OK I just tried to engrave an acrylic sheet.

OK I just tried to engrave an acrylic sheet. Used 300 mm/sec and somewhere around 5ma. The result was it looked like someone used a soldering iron on it. The edges of the image and letters are above the surface of the acrylic. Help. What did I do wrong?

What kind of acrylic?
I beleive extruded acrylic is poor to engrave, remember i have read that somewhere.
And casted acrylic should be better for that.

I don´t do engravings myself, so i do not have any experience on the topic, just remembered reading about it :wink:

@HP_Persson ​ is correct. It has to be cast acrylic. Otherwise it melts too much. Also, sometimes “acrylic” isn’t - it’s some kind of polycarbonate or lexan. Lots of people & stores use “acrylic” like “Kleenex”.

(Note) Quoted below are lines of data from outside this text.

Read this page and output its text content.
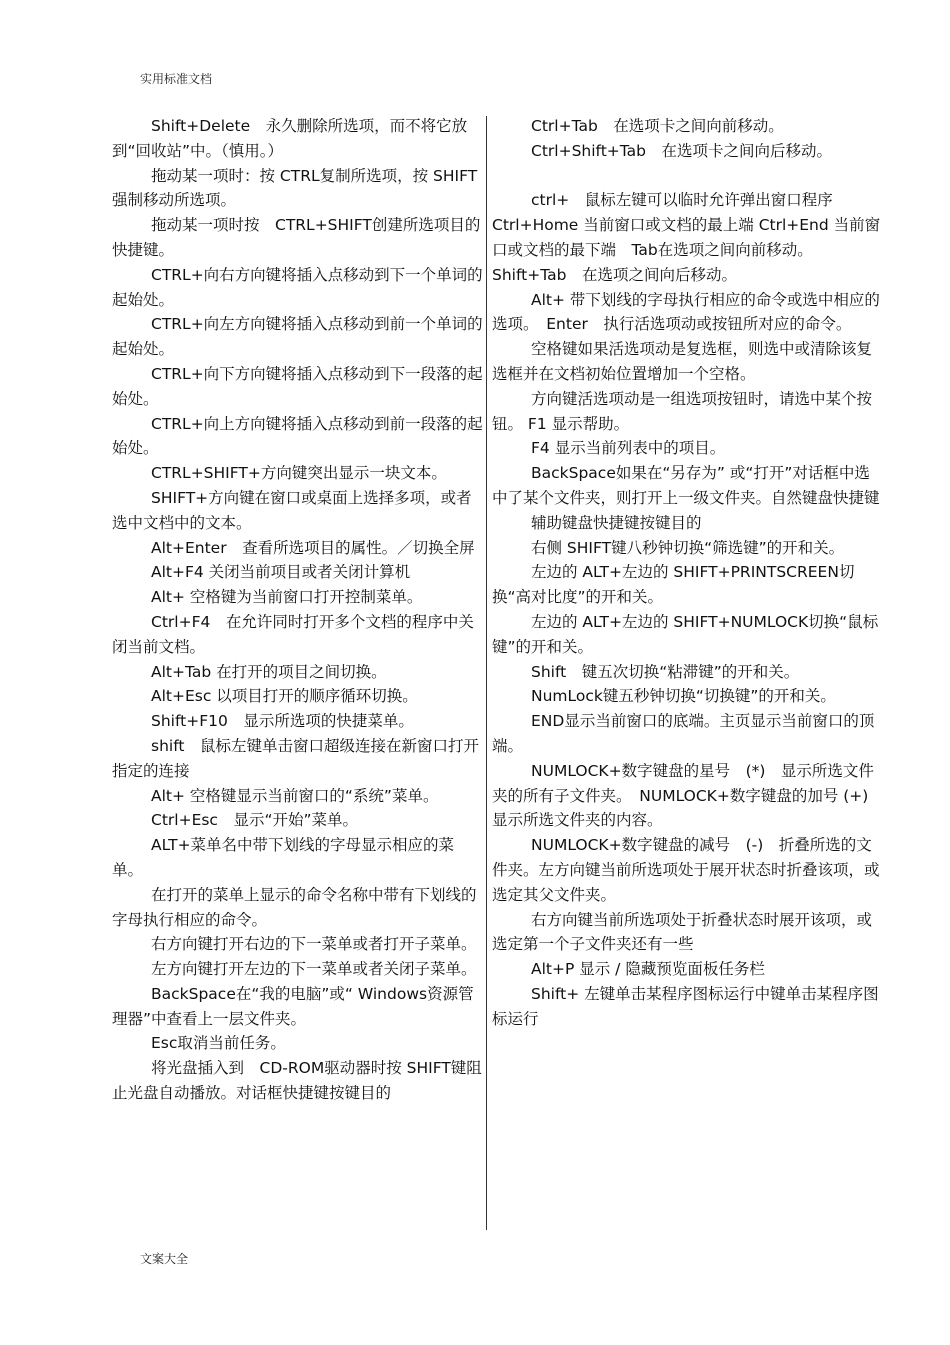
实用标准文档

Shift+Delete　永久删除所选项，而不将它放到“回收站”中。（慎用。）

拖动某一项时：按 CTRL复制所选项，按 SHIFT强制移动所选项。

拖动某一项时按　CTRL+SHIFT创建所选项目的快捷键。

CTRL+向右方向键将插入点移动到下一个单词的起始处。

CTRL+向左方向键将插入点移动到前一个单词的起始处。

CTRL+向下方向键将插入点移动到下一段落的起始处。

CTRL+向上方向键将插入点移动到前一段落的起始处。

CTRL+SHIFT+方向键突出显示一块文本。

SHIFT+方向键在窗口或桌面上选择多项，或者选中文档中的文本。

Alt+Enter　查看所选项目的属性。／切换全屏

Alt+F4 关闭当前项目或者关闭计算机

Alt+ 空格键为当前窗口打开控制菜单。

Ctrl+F4　在允许同时打开多个文档的程序中关闭当前文档。

Alt+Tab 在打开的项目之间切换。

Alt+Esc 以项目打开的顺序循环切换。

Shift+F10　显示所选项的快捷菜单。

shift　鼠标左键单击窗口超级连接在新窗口打开指定的连接

Alt+ 空格键显示当前窗口的“系统”菜单。

Ctrl+Esc　显示“开始”菜单。

ALT+菜单名中带下划线的字母显示相应的菜单。

在打开的菜单上显示的命令名称中带有下划线的字母执行相应的命令。

右方向键打开右边的下一菜单或者打开子菜单。

左方向键打开左边的下一菜单或者关闭子菜单。

BackSpace在“我的电脑”或“ Windows资源管理器”中查看上一层文件夹。

Esc取消当前任务。

将光盘插入到　CD-ROM驱动器时按 SHIFT键阻止光盘自动播放。对话框快捷键按键目的

Ctrl+Tab　在选项卡之间向前移动。

Ctrl+Shift+Tab　在选项卡之间向后移动。

ctrl+　鼠标左键可以临时允许弹出窗口程序　Ctrl+Home 当前窗口或文档的最上端 Ctrl+End 当前窗口或文档的最下端　Tab在选项之间向前移动。 Shift+Tab　在选项之间向后移动。

Alt+ 带下划线的字母执行相应的命令或选中相应的选项。　Enter　执行活选项动或按钮所对应的命令。

空格键如果活选项动是复选框，则选中或清除该复选框并在文档初始位置增加一个空格。

方向键活选项动是一组选项按钮时，请选中某个按钮。 F1 显示帮助。

F4 显示当前列表中的项目。

BackSpace如果在“另存为” 或“打开”对话框中选中了某个文件夹，则打开上一级文件夹。自然键盘快捷键

辅助键盘快捷键按键目的

右侧 SHIFT键八秒钟切换“筛选键”的开和关。

左边的 ALT+左边的 SHIFT+PRINTSCREEN切换“高对比度”的开和关。

左边的 ALT+左边的 SHIFT+NUMLOCK切换“鼠标键”的开和关。

Shift　键五次切换“粘滞键”的开和关。

NumLock键五秒钟切换“切换键”的开和关。

END显示当前窗口的底端。主页显示当前窗口的顶端。

NUMLOCK+数字键盘的星号　(*)　显示所选文件夹的所有子文件夹。　NUMLOCK+数字键盘的加号 (+) 显示所选文件夹的内容。

NUMLOCK+数字键盘的减号　(-)　折叠所选的文件夹。左方向键当前所选项处于展开状态时折叠该项，或选定其父文件夹。

右方向键当前所选项处于折叠状态时展开该项，或选定第一个子文件夹还有一些

Alt+P 显示 / 隐藏预览面板任务栏

Shift+ 左键单击某程序图标运行中键单击某程序图标运行

文案大全
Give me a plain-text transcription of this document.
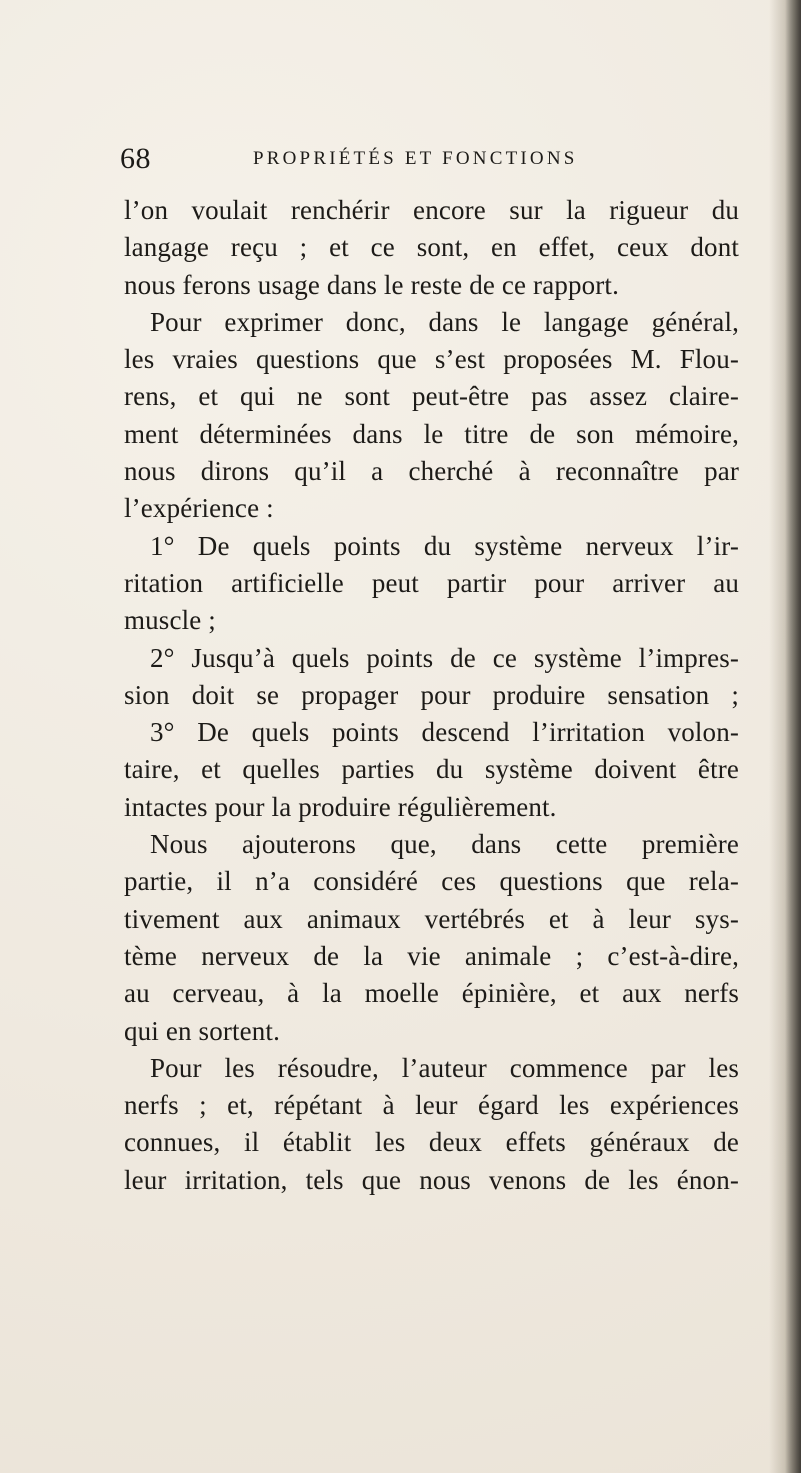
68	PROPRIÉTÉS ET FONCTIONS
l’on voulait renchérir encore sur la rigueur du
langage reçu ; et ce sont, en effet, ceux dont
nous ferons usage dans le reste de ce rapport.
Pour exprimer donc, dans le langage général,
les vraies questions que s’est proposées M. Flou-
rens, et qui ne sont peut-être pas assez claire-
ment déterminées dans le titre de son mémoire,
nous dirons qu’il a cherché à reconnaître par
l’expérience :
1° De quels points du système nerveux l’ir-
ritation artificielle peut partir pour arriver au
muscle ;
2° Jusqu’à quels points de ce système l’impres-
sion doit se propager pour produire sensation ;
3° De quels points descend l’irritation volon-
taire, et quelles parties du système doivent être
intactes pour la produire régulièrement.
Nous ajouterons que, dans cette première
partie, il n’a considéré ces questions que rela-
tivement aux animaux vertébrés et à leur sys-
tème nerveux de la vie animale ; c’est-à-dire,
au cerveau, à la moelle épinière, et aux nerfs
qui en sortent.
Pour les résoudre, l’auteur commence par les
nerfs ; et, répétant à leur égard les expériences
connues, il établit les deux effets généraux de
leur irritation, tels que nous venons de les énon-
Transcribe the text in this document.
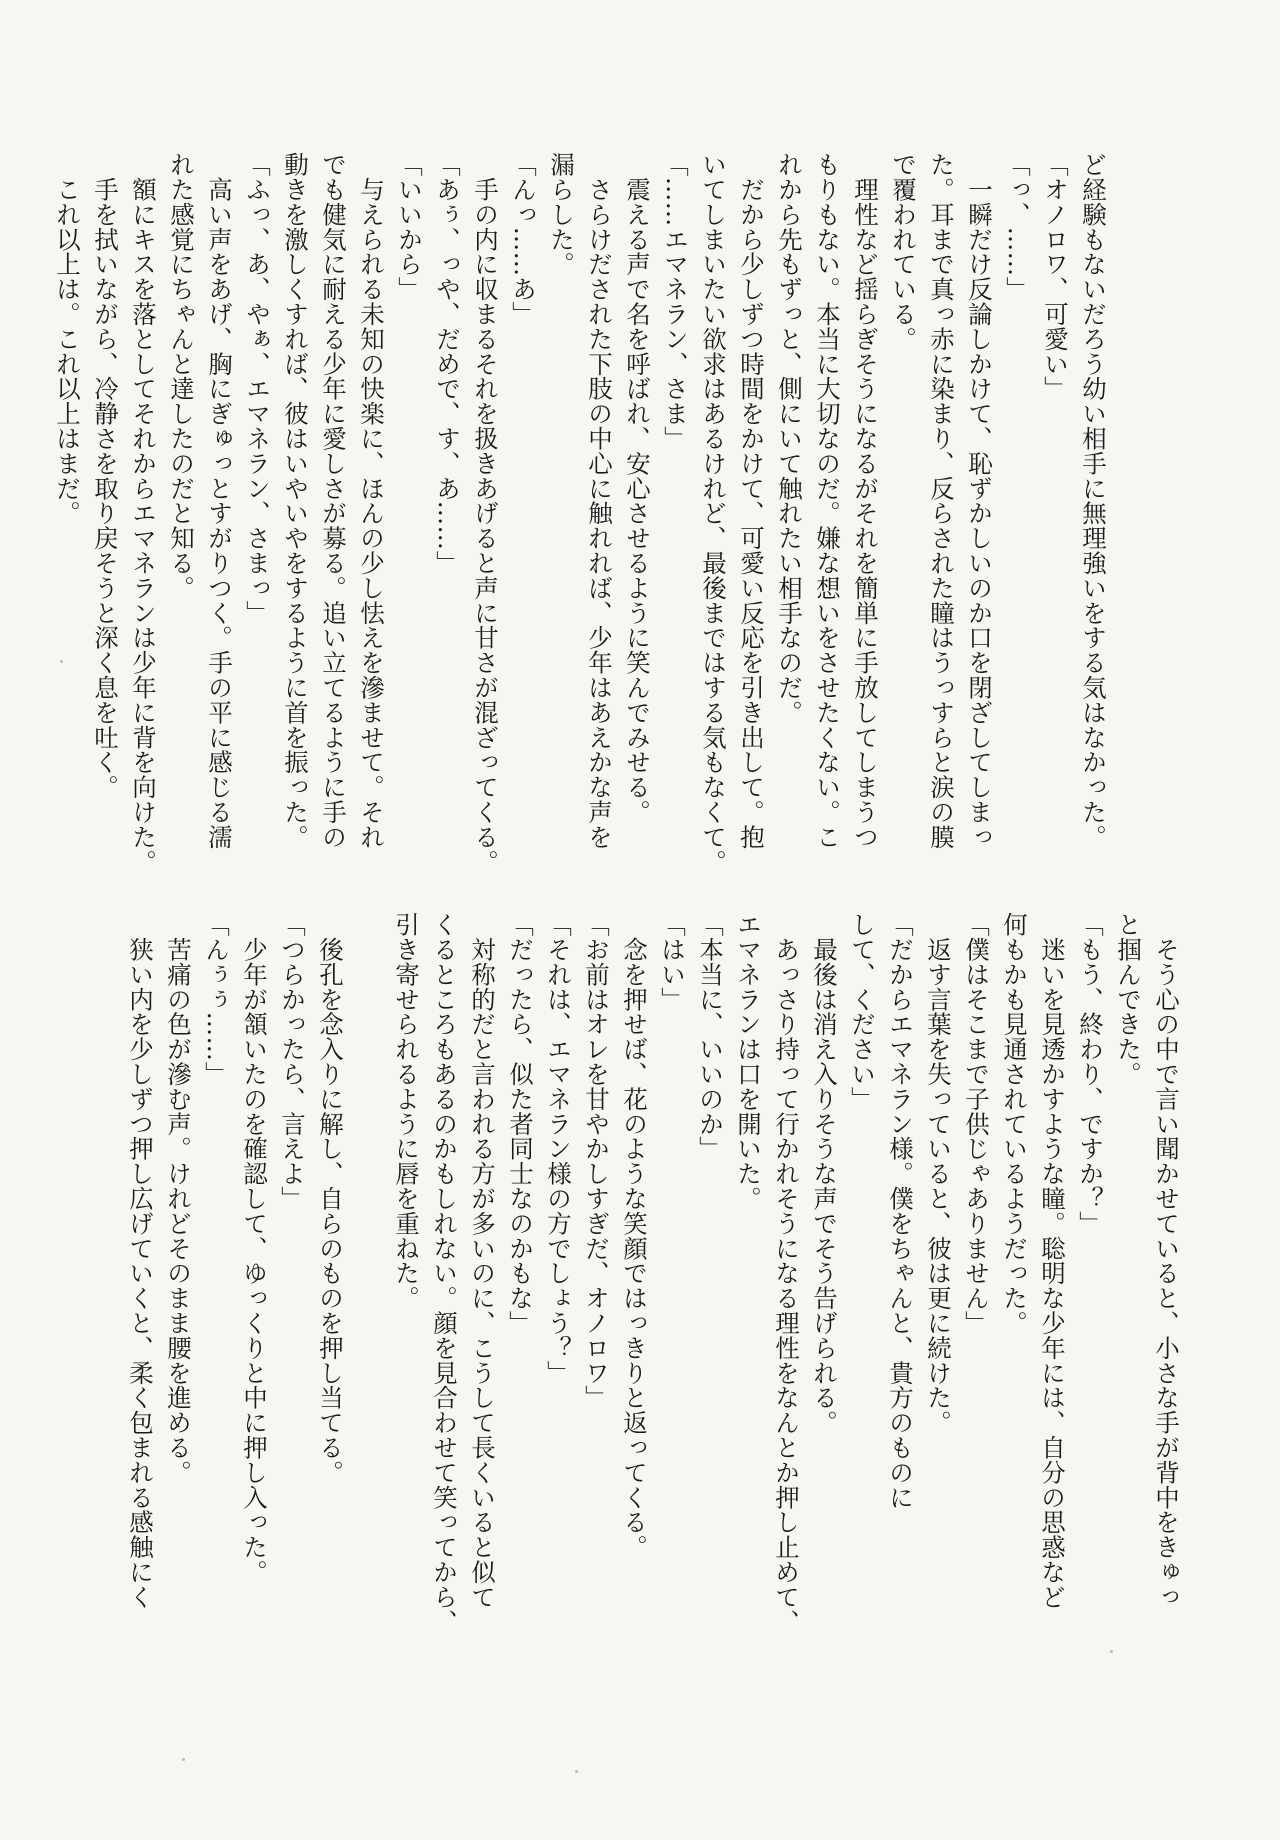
ど経験もないだろう幼い相手に無理強いをする気はなかった。
「オノロワ、可愛い」
「っ、……」
　一瞬だけ反論しかけて、恥ずかしいのか口を閉ざしてしまっ
た。耳まで真っ赤に染まり、反らされた瞳はうっすらと涙の膜
で覆われている。
　理性など揺らぎそうになるがそれを簡単に手放してしまうつ
もりもない。本当に大切なのだ。嫌な想いをさせたくない。こ
れから先もずっと、側にいて触れたい相手なのだ。
　だから少しずつ時間をかけて、可愛い反応を引き出して。抱
いてしまいたい欲求はあるけれど、最後まではする気もなくて。
「……エマネラン、さま」
　震える声で名を呼ばれ、安心させるように笑んでみせる。
　さらけだされた下肢の中心に触れれば、少年はあえかな声を
漏らした。
「んっ……あ」
　手の内に収まるそれを扱きあげると声に甘さが混ざってくる。
「あぅ、っや、だめで、す、あ……」
「いいから」
　与えられる未知の快楽に、ほんの少し怯えを滲ませて。それ
でも健気に耐える少年に愛しさが募る。追い立てるように手の
動きを激しくすれば、彼はいやいやをするように首を振った。
「ふっ、あ、やぁ、エマネラン、さまっ」
　高い声をあげ、胸にぎゅっとすがりつく。手の平に感じる濡
れた感覚にちゃんと達したのだと知る。
　額にキスを落としてそれからエマネランは少年に背を向けた。
　手を拭いながら、冷静さを取り戻そうと深く息を吐く。
　これ以上は。これ以上はまだ。
　そう心の中で言い聞かせていると、小さな手が背中をきゅっ
と掴んできた。
「もう、終わり、ですか？」
　迷いを見透かすような瞳。聡明な少年には、自分の思惑など
何もかも見通されているようだった。
「僕はそこまで子供じゃありません」
　返す言葉を失っていると、彼は更に続けた。
「だからエマネラン様。僕をちゃんと、貴方のものに
して、ください」
　最後は消え入りそうな声でそう告げられる。
　あっさり持って行かれそうになる理性をなんとか押し止めて、
エマネランは口を開いた。
「本当に、いいのか」
「はい」
　念を押せば、花のような笑顔ではっきりと返ってくる。
「お前はオレを甘やかしすぎだ、オノロワ」
「それは、エマネラン様の方でしょう？」
「だったら、似た者同士なのかもな」
　対称的だと言われる方が多いのに、こうして長くいると似て
くるところもあるのかもしれない。顔を見合わせて笑ってから、
引き寄せられるように唇を重ねた。

　後孔を念入りに解し、自らのものを押し当てる。
「つらかったら、言えよ」
　少年が頷いたのを確認して、ゆっくりと中に押し入った。
「んぅぅ……」
　苦痛の色が滲む声。けれどそのまま腰を進める。
　狭い内を少しずつ押し広げていくと、柔く包まれる感触にく
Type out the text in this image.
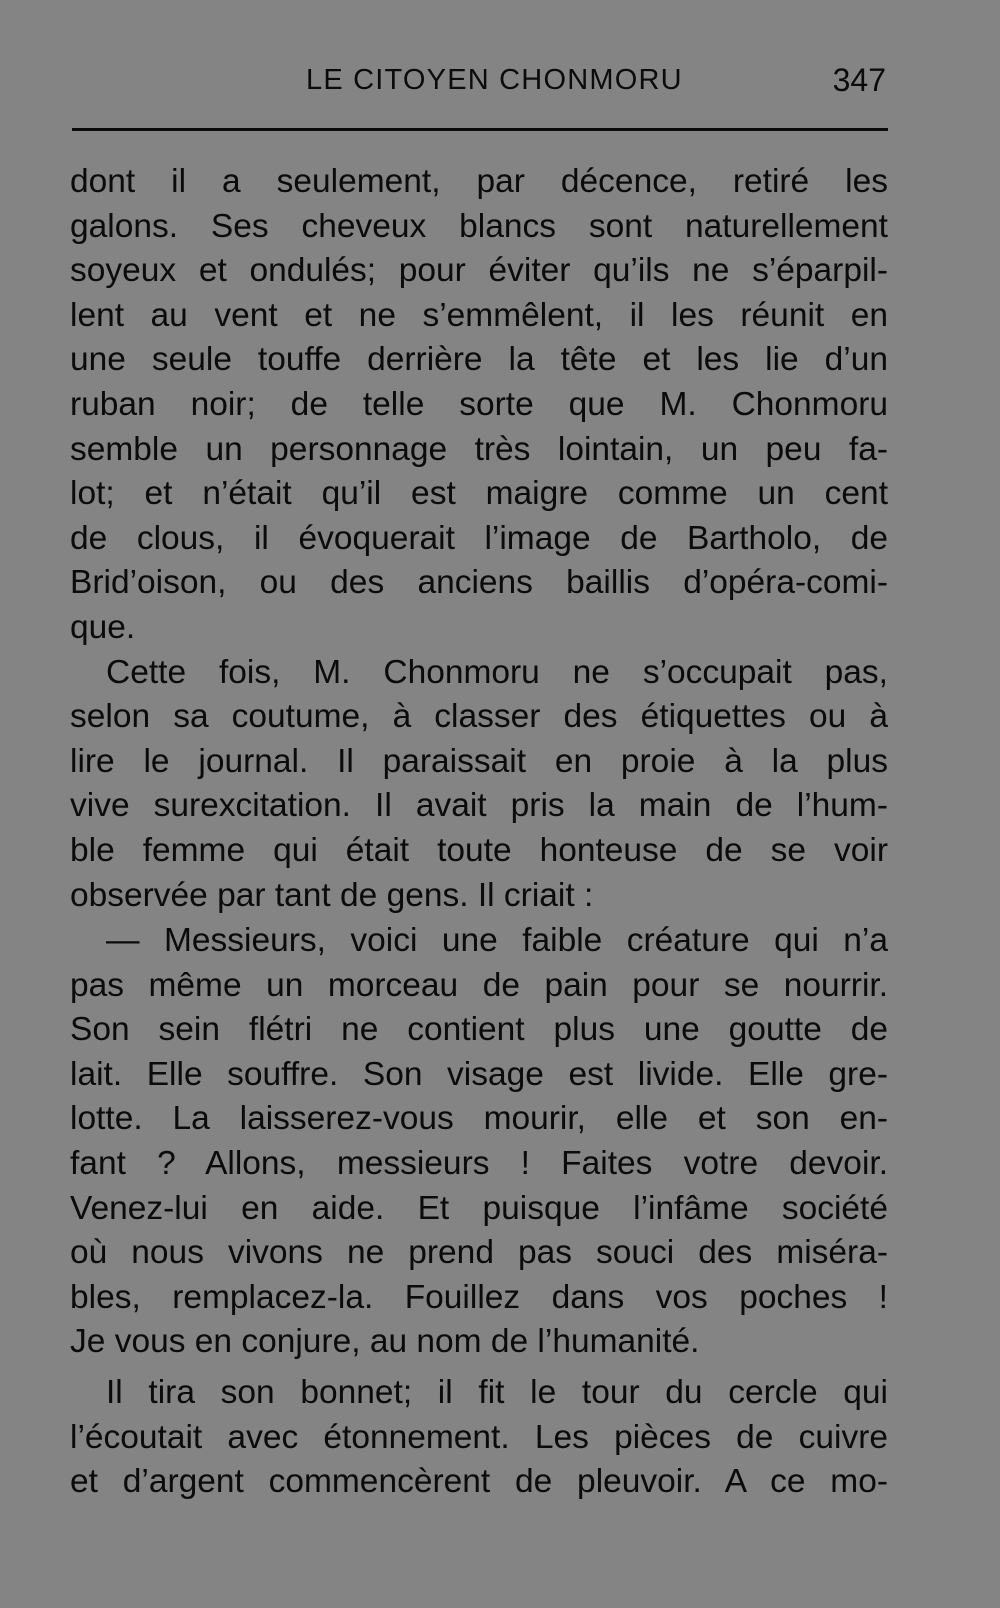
LE CITOYEN CHONMORU	347
dont il a seulement, par décence, retiré les
galons. Ses cheveux blancs sont naturellement
soyeux et ondulés; pour éviter qu’ils ne s’éparpil-
lent au vent et ne s’emmêlent, il les réunit en
une seule touffe derrière la tête et les lie d’un
ruban noir; de telle sorte que M. Chonmoru
semble un personnage très lointain, un peu fa-
lot; et n’était qu’il est maigre comme un cent
de clous, il évoquerait l’image de Bartholo, de
Brid’oison, ou des anciens baillis d’opéra-comi-
que.
Cette fois, M. Chonmoru ne s’occupait pas,
selon sa coutume, à classer des étiquettes ou à
lire le journal. Il paraissait en proie à la plus
vive surexcitation. Il avait pris la main de l’hum-
ble femme qui était toute honteuse de se voir
observée par tant de gens. Il criait :
— Messieurs, voici une faible créature qui n’a
pas même un morceau de pain pour se nourrir.
Son sein flétri ne contient plus une goutte de
lait. Elle souffre. Son visage est livide. Elle gre-
lotte. La laisserez-vous mourir, elle et son en-
fant ? Allons, messieurs ! Faites votre devoir.
Venez-lui en aide. Et puisque l’infâme société
où nous vivons ne prend pas souci des miséra-
bles, remplacez-la. Fouillez dans vos poches !
Je vous en conjure, au nom de l’humanité.
Il tira son bonnet; il fit le tour du cercle qui
l’écoutait avec étonnement. Les pièces de cuivre
et d’argent commencèrent de pleuvoir. A ce mo-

I have no issues engraving extruded acrylic, I usually engrave at 800mm/s with around 6-8mA

@funinthefalls ​ That’s the ticket for extruded acrylic - high speed & low power. That way it doesn’t get a chance to melt back into the kerf and blob up. Cast acrylic tends to have more consistent molecular structures that make it more resistant to the melt/blobbing effect as well as higher transparency index which is why I prefer it.

The other key is to make sure the cut line is as thin as possible (I tell the software it’s .001mm so I don’t get double-line cuts).

Well it should be labeled if it’s cast - it’s harder to make so it’s more expensive. It is slightly heavier than an extruded piece of the same size but probably not something you can measure. If you laser engrave it, cast will turn a matte white but extruded will turn a grayish. Cast acrylic is poured in a mold and set vs extruded which is squeezed out of a machine so you may see faint lines in the extruded acrylic along the direction of extrusion. If you cut cast acrylic you should get a smooth edge. If you cut extruded you tend to get burrs on the back side of the laser cut.